InFaith
- Formation: 1817
- Executive Director: Jerry Iamurri
- Website: infaith.org
- Formerly called: American Sunday School Union American Missionary Fellowship

= InFaith =

American Christian organization

InFaith has its roots in the First Day Society (founded 1790). InFaith officially formed in 1817 as the “Sunday and Adult School Union.” In 1824, the organization changed its name to American Sunday School Union (ASSU). Then, in 1974, the ASSU changed its name to American Missionary Fellowship. It became "InFaith" on September 1, 2011.

== History ==

With roots in the First Day Society (founded 1790), the InFaith officially formed in 1817 as the "Sunday and Adult School Union". In addition to its primary work of starting Sunday schools in rural communities, the Sunday and Adult School Union became known for its publications and its ticket reward system for Sunday school students who memorized Scripture. Several people influential in the United States during the 19th century, including Francis Scott Key, Associate Supreme Court Justice Bushrod Washington, and U.S. Mint Director James Pollock, served as officers of the mission; many others supported the mission in other ways.

In 1824, the organization changed its name to "American Sunday School Union" (ASSU). Its initial efforts were directed at frontier areas. In 1830, the ASSU began the Mississippi Valley Enterprise, through which missionaries worked to "establish a Sunday-school in every destitute place where it is practicable throughout the Valley of the Mississippi" within two years. "Stuttering Stephen" Paxton, perhaps the most well known ASSU missionary, took part in this. He started 1,314 Sunday schools during his twenty years of service with the mission.

Eventually, the ASSU grew beyond starting Sunday schools to include church planting, Christian camping, and other ministries. In 1974, the ASSU changed its name to "American Missionary Fellowship" to reflect this broader ministry range. Under this name, the mission continued to start new evangelical works in overlooked communities across the United States.

In 2011, a final name change to "InFaith" was made.

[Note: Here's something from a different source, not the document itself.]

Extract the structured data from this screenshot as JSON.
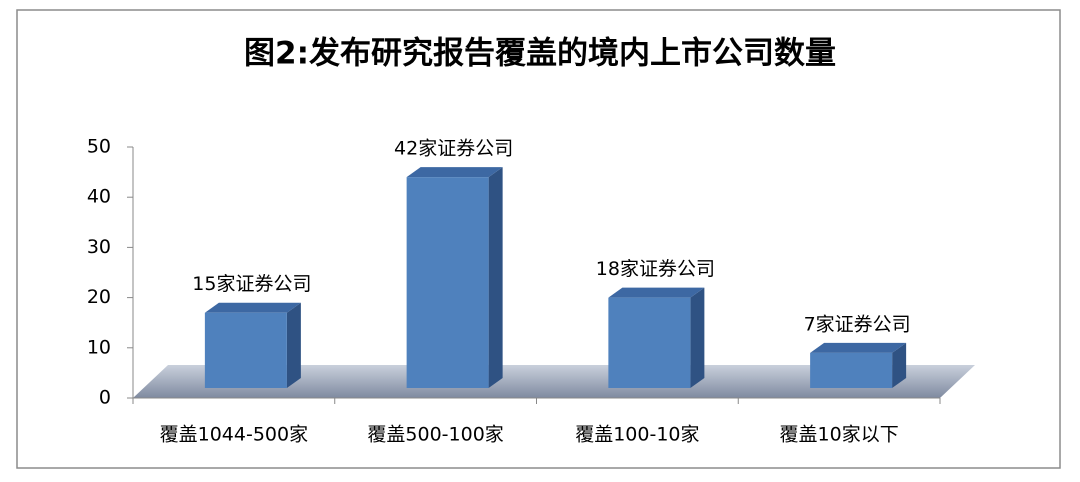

According to InFaith's website: "Contemporary InFaith field staff members work in a variety of ministries in rural and urban areas, focusing particularly on places overlooked or underserved by other evangelistic ministries. While InFaith has grown well beyond its original goal of starting Sunday schools for poor children, the mission faithfully continues to convey the unchanging truth of God’s Word to a changing culture."